Bartolo García
Santiago.– La doctora Raquel Escoto Abreu explicó la estrecha relación existente entre los folículos linfoides gástricos y la infección por Helicobacter pylori, una bacteria que afecta a un alto porcentaje de la población mundial y que puede generar importantes complicaciones en la salud digestiva.
El Helicobacter pylori es un bacilo espiral Gram-negativo con gran afinidad por el epitelio gástrico, por lo que se considera un importante factor etiológico de gastritis crónicas, úlceras pépticas e incluso de neoplasias malignas del estómago.
La especialista señaló que, una vez instalado en la mucosa gástrica, este microorganismo despliega diversos factores de virulencia que alteran la barrera protectora del estómago, permitiendo el paso de enzimas digestivas y ácido, lo que desencadena una reacción inflamatoria persistente.
Como respuesta a esta agresión, el sistema inmunológico activa células inflamatorias, especialmente linfocitos, que intentan combatir la infección. Sin embargo, debido a la capacidad del Helicobacter pylori para evadir parcialmente las defensas del organismo, la inflamación puede mantenerse durante largos períodos.
La permanencia de estos linfocitos y otras células inflamatorias en la pared gástrica genera un estímulo antigénico continuo que favorece su organización y agrupación, dando origen a nódulos conocidos como folículos linfoides.
Según diversos estudios, un alto porcentaje de pacientes en cuyas biopsias gástricas se detectan estos folículos linfoides presentan resultados positivos para Helicobacter pylori, por lo que su presencia puede considerarse un importante marcador de esta infección.

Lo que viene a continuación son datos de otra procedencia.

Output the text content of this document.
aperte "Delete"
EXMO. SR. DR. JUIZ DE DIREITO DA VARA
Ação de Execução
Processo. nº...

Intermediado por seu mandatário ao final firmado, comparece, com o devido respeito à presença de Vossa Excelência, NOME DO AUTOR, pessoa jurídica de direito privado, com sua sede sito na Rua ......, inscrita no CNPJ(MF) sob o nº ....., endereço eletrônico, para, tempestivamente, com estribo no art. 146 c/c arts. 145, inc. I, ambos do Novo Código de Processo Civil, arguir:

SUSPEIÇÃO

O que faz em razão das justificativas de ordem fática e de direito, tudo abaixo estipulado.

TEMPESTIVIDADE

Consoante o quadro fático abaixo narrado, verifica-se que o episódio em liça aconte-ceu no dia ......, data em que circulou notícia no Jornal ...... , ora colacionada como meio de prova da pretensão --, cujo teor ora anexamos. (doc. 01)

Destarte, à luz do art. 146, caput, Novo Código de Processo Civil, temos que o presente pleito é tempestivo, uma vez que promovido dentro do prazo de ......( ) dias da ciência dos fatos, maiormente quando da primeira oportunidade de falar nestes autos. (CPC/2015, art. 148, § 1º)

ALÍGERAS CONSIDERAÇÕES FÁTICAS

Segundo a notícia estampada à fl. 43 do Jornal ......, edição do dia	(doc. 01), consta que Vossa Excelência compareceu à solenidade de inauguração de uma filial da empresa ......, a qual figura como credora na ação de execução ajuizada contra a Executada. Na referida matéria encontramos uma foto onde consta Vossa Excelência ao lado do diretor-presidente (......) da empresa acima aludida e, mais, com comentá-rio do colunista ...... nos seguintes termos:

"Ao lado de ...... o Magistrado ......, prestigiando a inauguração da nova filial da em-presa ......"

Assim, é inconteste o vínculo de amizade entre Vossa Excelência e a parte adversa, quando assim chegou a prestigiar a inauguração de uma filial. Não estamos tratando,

La doctora Escoto Abreu advirtió que esta proliferación de tejido linfoide adquirido no debe subestimarse, ya que puede convertirse en la base para el desarrollo de complicaciones más serias a largo plazo.
Entre estas complicaciones se encuentran los linfomas gástricos de bajo grado del tejido linfoide asociado a mucosas (MALT), además de otras lesiones linfoproliferativas, lo que refuerza la importancia del diagnóstico temprano y el tratamiento oportuno de la infección.